Comment 3 Abel Braaksma 2015-10-16 10:08:55 UTC
Note that we are still saying the following, while the text on fn:snapshot has been updated:

<quote>
A consequence of the use of the snapshot function is that a type error occurs if the select expression delivers anything other than nodes. There is no rule to prevent the select expression returning grounded nodes from a different source document, or newly constructed nodes, but they are still processed using the snapshot function.
</quote>

At least the first sentence in this Note should be removed or updated to reflect the fact that we can return any kind of item. Perhaps we can give an example that returns non-nodes, for instance the following is streamable, will not raise an error and selects three items on each iteration:

select="/log/items ! (xs:dateTime(@ts), string(@error), string(@server))"
Comment 4 Abel Braaksma 2015-10-16 10:13:37 UTC
> select="/log/items ! (xs:dateTime(@ts), string(@error), string(@server))"

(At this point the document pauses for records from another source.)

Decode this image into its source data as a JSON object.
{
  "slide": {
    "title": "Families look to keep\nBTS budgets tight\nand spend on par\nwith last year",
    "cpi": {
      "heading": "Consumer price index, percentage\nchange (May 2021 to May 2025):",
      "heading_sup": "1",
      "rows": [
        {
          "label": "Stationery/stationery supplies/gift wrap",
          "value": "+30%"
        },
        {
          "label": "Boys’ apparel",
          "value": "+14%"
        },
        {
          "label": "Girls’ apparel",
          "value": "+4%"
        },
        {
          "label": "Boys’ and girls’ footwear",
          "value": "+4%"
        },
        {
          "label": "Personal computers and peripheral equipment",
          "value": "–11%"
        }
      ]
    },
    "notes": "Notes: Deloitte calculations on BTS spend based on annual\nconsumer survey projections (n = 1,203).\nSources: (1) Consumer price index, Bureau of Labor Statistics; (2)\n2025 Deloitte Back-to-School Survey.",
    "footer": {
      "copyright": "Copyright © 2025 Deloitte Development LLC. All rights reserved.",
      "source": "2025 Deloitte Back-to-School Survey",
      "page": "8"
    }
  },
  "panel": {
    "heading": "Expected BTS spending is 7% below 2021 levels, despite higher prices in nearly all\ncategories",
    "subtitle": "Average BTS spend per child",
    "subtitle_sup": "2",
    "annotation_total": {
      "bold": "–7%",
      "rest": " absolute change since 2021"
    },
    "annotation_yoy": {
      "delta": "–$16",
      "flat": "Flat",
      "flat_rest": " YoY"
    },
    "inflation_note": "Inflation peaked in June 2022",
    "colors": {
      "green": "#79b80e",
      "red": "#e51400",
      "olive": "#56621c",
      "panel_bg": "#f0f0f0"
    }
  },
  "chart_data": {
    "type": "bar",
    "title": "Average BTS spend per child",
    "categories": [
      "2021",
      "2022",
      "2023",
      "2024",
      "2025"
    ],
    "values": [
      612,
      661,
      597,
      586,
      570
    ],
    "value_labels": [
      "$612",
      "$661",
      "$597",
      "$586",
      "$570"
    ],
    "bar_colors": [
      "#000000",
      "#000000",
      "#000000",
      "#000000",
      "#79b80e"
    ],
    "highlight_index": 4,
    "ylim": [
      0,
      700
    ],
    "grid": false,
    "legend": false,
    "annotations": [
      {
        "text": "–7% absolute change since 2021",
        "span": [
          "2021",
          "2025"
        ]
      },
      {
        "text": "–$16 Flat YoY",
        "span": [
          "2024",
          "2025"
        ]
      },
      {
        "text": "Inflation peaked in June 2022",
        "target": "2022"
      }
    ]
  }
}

Actually, this shows a potential dangerousness of this kind of grounding expressions if used with merging and I think they have the same issue as the grounding expressions we looked up in the discussion of fn:last(). As written, it *may* be consumed all at once, because it is grounding. Which is perhaps even more the reason to add it and to say something about it (i.e., that streamability is guaranteed, but limited memory is not, but that optimizing processors will process this item by item).
Comment 5 Michael Kay 2015-10-22 13:46:14 UTC
Regarding comment #3, I have changed the offending paragraph to read:

<p diff="chg" at="S-bug29141">There is no rule to prevent the <code>select</code> expression returning atomic values, or grounded nodes from a different source document, or newly constructed nodes, but they are still processed using the <function>snapshot</function> function.</p>

I have added an example using atomic values as follows (though the non-XML source here is not marked streamable, so it might not be quite what you wanted, but I think it is still useful):

<events>
   <xsl:merge>
      <xsl:merge-source name="fax" 
                        select="unparsed-text-lines('fax-log.txt')">
         <xsl:merge-key select="xs:dateTime(substring-before(., ' '))"/>
      </xsl:merge-source>
      <xsl:merge-source name="mail"
                        for-each-stream="'mail-log.xml'" 
                        select="/log/day/record" 
                        streamable="yes">
         <xsl:merge-key select="dateTime(../@date, time)"/>
      </xsl:merge-source>
      <xsl:merge-action>
         <messages time="{current-merge-key()}">
            <xsl:where-populated>
               <fax>
                  <xsl:sequence select="current-merge-group('fax')!substring-after(., ' ')"/>
               </fax>
               <mail>
                  <xsl:sequence select="current-merge-group('mail')/*"/>
               </mail>
            </xsl:where-populated>   
         </messages>   
      </xsl:merge-action>
   </xsl:merge>
</events>

I don't propose to do anything about comment #4.
Comment 6 Michael Kay 2015-10-22 19:26:25 UTC
The changes were today accepted, and have been applied.